The Firodia family, which owns the company, is not averse to becoming junior partners and hold a minimum of 26% stake as they want to focus on their auto components business, said a person intimately familiar with the situation. The Pune-based family holds nearly 55% of Kinetic Motor through personal holdings and group firms. Of this, 43% is owned by auto parts maker Kinetic Engineering Ltd.
Kinetic’s spokesperson declined to comment.
In the past three years, Kinetic has raised Rs52 crore through preferential share placements to Taiwanese scooter maker Sanyang Industry Co.
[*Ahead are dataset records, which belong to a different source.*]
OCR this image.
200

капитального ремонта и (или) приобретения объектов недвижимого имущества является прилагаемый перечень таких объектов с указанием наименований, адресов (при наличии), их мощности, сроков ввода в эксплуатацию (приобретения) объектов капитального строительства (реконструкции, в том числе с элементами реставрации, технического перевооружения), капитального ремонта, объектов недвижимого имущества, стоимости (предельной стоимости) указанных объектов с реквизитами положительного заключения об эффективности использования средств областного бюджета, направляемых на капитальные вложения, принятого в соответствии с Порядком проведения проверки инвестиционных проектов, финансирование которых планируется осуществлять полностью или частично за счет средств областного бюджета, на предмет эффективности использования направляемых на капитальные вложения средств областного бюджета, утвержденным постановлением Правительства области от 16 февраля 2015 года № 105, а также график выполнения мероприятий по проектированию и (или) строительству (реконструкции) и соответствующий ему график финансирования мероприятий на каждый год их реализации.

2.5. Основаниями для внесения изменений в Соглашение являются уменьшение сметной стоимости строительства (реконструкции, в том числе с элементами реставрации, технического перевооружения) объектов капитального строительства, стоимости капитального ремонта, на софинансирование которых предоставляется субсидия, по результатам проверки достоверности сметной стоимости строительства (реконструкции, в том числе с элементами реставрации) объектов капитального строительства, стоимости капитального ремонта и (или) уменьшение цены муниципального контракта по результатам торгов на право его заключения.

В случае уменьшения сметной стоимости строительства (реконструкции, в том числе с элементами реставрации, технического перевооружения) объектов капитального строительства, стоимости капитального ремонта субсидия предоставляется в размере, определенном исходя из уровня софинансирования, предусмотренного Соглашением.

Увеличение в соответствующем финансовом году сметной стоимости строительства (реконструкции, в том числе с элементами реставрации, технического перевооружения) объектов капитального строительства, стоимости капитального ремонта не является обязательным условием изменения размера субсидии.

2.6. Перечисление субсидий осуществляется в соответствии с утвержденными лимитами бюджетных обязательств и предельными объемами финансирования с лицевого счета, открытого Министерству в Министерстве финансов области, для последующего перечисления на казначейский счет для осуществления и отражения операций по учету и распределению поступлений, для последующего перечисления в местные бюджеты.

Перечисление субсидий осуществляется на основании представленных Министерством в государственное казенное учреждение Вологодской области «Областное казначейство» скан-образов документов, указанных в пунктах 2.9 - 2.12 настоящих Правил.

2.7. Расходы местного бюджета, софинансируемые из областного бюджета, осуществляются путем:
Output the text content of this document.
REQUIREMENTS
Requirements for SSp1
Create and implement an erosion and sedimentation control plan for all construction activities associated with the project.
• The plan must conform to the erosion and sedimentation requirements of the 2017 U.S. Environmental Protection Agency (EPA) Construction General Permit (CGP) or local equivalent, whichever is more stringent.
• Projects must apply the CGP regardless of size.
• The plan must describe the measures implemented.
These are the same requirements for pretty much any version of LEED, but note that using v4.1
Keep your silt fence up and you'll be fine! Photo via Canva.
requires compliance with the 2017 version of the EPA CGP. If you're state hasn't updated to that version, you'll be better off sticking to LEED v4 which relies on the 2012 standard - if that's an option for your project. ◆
Ltd and the Reliance-Anil Dhirubhai Ambani Group, and an undisclosed amount from Citicorp Financial India Ltd through convertible debentures. It also tied up with foreign two-wheeler makers Italjet Moto SpA and Sanyang to introduce new products. But its market share remains at less than 1%, and it has posted losses for 19 straight quarters.
“Kinetic Motor is sub-scale in this market and needs to boost volumes,” said this same person, who didn’t want to be identified. The company’s promoters are “looking for someone with financial muscle to help revive the business”.
The Firodias recently hived off the auto parts business to Kinetic Engineering and other group companies, and moved the two-wheeler business to Kinetic Motor. They signed several alliances for auto electrical parts and started a design services business, and plan to make gearboxes for the Tata Nano, the Rs1 lakh car by Tata Motors Ltd.
“The future for the Kinetic group is in the auto parts business,” this person said. “Reviving the two-wheeler business will also help the auto parts business indirectly since Kinetic Motor is the largest customer of Kinetic Engineering.”